By David Ljunggren and Steve Scherer
OTTAWA (Reuters) – Canada’s economy gained a much greater than expected net 39,900 jobs in August and the unemployment rate remained at 5.5%, official data showed on Friday, a sign of underlying strength despite high rates.
Analysts polled by Reuters had forecast a net gain of 15,000 jobs and for the unemployment rate to edge up to 5.6% from July.
Statistics Canada said full-time positions grew by 32,200 jobs while part-time jobs posted a more modest gain of 7,800.
The labor market has been resilient even as the Bank of Canada raised its key overnight rate 10 times since March 2022 to cool the economy. Monthly employment growth is averaging 25,000 so far this year.

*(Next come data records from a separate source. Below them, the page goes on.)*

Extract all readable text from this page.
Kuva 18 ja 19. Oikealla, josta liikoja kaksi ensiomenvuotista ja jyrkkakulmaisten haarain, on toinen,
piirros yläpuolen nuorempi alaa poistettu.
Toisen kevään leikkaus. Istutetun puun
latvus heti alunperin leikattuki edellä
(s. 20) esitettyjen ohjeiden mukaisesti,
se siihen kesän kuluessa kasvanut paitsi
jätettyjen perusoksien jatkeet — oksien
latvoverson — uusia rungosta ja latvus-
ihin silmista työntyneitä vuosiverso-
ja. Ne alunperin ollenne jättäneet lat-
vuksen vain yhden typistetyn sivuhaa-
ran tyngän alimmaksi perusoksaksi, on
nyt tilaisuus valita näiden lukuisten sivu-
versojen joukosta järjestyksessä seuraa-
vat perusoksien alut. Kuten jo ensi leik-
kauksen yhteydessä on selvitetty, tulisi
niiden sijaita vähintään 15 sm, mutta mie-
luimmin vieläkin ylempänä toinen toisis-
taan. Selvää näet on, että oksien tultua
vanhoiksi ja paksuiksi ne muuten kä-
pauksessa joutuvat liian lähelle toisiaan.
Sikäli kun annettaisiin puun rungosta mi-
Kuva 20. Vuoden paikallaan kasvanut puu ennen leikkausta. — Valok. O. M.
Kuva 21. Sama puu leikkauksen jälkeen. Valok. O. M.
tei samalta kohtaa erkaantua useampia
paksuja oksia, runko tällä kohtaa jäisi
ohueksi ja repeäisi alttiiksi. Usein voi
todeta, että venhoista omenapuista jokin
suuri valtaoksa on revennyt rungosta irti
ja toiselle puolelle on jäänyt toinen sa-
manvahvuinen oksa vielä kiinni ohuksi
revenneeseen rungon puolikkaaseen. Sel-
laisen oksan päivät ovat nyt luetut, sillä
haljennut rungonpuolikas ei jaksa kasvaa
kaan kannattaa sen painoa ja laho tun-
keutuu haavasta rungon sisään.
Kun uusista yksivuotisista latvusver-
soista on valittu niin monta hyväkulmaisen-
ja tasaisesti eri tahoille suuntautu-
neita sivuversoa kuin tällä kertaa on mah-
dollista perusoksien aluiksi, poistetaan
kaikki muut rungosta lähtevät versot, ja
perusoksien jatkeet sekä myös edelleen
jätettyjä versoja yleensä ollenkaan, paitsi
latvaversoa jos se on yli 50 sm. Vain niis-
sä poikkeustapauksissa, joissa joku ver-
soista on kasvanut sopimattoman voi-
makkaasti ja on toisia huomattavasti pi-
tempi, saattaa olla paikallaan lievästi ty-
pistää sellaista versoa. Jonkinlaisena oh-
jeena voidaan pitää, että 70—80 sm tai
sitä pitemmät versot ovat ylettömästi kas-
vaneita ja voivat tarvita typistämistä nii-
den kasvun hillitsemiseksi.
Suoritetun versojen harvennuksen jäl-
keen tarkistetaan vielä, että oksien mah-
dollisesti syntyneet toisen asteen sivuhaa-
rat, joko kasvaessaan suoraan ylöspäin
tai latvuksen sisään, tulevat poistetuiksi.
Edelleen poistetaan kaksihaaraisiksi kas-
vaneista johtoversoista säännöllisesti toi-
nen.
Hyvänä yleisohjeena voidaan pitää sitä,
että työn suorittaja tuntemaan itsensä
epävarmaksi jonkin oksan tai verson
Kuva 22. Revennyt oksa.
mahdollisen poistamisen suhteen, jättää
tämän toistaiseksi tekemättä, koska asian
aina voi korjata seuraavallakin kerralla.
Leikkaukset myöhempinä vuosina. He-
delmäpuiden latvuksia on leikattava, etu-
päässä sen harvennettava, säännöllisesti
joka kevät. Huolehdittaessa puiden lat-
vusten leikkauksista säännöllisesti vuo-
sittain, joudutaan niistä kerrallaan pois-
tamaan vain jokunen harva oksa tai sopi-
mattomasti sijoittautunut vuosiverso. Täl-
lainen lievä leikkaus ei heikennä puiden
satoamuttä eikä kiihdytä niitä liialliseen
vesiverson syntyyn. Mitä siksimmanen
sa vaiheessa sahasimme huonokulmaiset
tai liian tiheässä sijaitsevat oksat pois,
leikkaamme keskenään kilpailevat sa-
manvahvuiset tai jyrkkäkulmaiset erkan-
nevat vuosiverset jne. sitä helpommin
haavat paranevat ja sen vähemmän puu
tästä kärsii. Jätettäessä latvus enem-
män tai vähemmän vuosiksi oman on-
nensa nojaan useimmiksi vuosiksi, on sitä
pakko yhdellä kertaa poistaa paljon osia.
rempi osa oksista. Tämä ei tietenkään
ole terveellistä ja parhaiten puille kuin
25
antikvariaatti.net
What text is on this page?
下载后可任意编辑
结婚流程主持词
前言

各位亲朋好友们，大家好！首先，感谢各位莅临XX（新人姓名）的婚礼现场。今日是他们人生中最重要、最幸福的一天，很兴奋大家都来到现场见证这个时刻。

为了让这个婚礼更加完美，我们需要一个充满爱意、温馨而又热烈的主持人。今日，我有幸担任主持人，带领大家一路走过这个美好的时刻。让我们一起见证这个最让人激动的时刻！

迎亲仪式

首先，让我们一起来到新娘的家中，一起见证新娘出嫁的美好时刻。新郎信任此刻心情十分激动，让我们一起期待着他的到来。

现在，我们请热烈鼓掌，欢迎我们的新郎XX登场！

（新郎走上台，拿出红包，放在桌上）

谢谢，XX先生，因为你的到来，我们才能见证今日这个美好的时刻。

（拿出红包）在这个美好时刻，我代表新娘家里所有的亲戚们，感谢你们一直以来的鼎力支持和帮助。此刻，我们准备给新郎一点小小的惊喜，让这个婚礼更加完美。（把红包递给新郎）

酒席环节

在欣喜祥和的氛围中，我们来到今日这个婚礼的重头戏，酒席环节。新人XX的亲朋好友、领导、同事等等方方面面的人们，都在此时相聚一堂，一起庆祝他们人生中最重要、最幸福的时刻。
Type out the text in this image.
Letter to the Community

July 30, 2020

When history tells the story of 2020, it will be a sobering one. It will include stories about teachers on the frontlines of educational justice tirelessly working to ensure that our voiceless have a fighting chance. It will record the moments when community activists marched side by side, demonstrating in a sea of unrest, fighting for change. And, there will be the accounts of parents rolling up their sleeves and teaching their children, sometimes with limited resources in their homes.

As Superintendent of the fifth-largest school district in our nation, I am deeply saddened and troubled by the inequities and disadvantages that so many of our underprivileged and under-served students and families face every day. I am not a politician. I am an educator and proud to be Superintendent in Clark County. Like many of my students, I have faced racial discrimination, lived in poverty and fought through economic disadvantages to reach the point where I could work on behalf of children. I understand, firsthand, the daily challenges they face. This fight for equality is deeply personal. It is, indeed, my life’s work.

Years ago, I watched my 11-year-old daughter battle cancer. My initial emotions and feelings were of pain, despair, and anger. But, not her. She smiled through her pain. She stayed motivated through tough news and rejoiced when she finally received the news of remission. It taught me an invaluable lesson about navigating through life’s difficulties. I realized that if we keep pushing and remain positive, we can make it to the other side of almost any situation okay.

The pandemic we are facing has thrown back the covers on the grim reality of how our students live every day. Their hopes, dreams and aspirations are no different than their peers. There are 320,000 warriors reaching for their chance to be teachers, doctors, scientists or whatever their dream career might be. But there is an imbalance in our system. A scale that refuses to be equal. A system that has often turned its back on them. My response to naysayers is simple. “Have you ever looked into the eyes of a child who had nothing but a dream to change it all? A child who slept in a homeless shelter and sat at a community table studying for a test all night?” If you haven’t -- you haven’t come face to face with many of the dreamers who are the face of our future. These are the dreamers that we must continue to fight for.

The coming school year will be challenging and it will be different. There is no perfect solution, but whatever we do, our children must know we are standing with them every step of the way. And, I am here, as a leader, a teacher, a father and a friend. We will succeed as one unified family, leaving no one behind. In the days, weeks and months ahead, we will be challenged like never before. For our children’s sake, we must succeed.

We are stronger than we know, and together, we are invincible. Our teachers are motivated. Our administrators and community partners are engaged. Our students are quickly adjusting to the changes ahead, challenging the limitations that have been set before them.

“Always a little bit wary about putting too much weight on individual jobs numbers, but this certainly comes down on the hawkish side of the scale and it will keep the Bank of Canada on pins and needles ahead of that October meeting,” said Andrew Kelvin, chief Canada strategist at TD Securities.
The average hourly wage for permanent employees, a figure the central bank watches closely, rose by 5.2% from August 2022 compared to a year-on-year increase of 5.0% in July.
The Bank of Canada has repeatedly expressed concern that it will be hard to fully curb inflation if wages maintain their current patterns of rising between 4% and 5% annually.
The bank stayed on the sidelines on Wednesday but said on Thursday it might have to tighten monetary policy further. Its next rate announcement is due on Oct. 25.
Employment in the goods sector fell by a net 2,500 jobs in August, largely in manufacturing, while the services sector gained a net 42,400 jobs, mostly in professional, scientific and technical services.